Two weeks ago, the company was hit with yet another lawsuit that alleged the company “concealed the horrific conditions from unsuspecting service men and women and their families” and then, “when these conditions were discovered and reported, Balfour systematically failed to properly repair and remediate significant problems.”
However, the company’s history of shoddy work goes back decades.
In 2019, Balfour Beatty was caught up in a nationwide scandal over squalid family housing and pleaded guilty in 2021 to falsifying maintenance records that went as far back as 2013. The company was ordered to pay $65.4 million in fines and restitution for misconduct related to its military housing practices in federal contracts.
And yet, despite that scandal and fine, in 2022, an eight-month investigation by a Senate Homeland Security and Government Affairs panel found the company was continuing to ignore residents’ concerns over mold, asbestos and other problems in their homes.
Balfour Beatty is not alone, though.
In 2020, families of Marines stationed at Camp Lejeune, North Carolina, took several private companies that run housing on that base to court over their alleged failure to provide safe residences or respond to complaints of mold, mildew, water intrusion, roaches and maintenance problems.
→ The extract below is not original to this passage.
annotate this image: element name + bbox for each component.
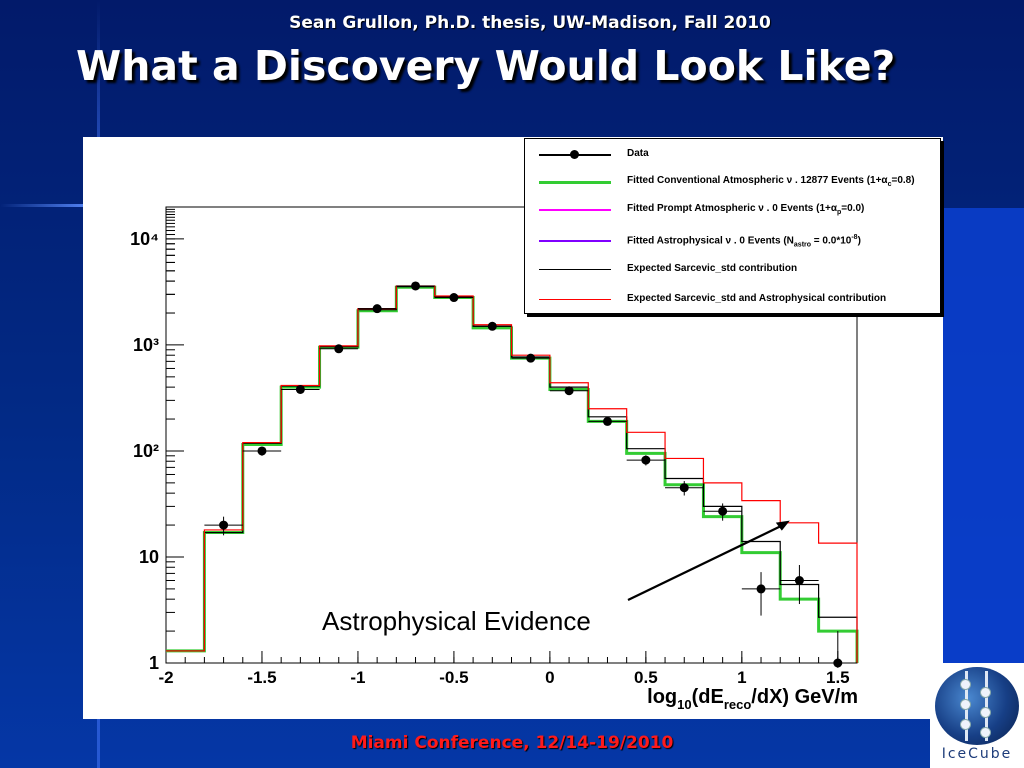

That same year, nine Army families also sued their privatized base housing landlords at Fort Cavazos, Texas, over allegations of life-threatening levels of mold and “deplorable” conditions in their homes that ruined their belongings.
An Army family at the base was awarded $10.3 million in 2024 after they were forced to live in a mold-infested home run by a private Army housing company, leading to repeated hospitalizations of their newborn infant for respiratory difficulties.
Those issues have not stopped the military from trying to create new privatized housing solutions for troops. In September, Edwards Air Force Base, California, broke ground on the service’s first privatized on-base apartment complex.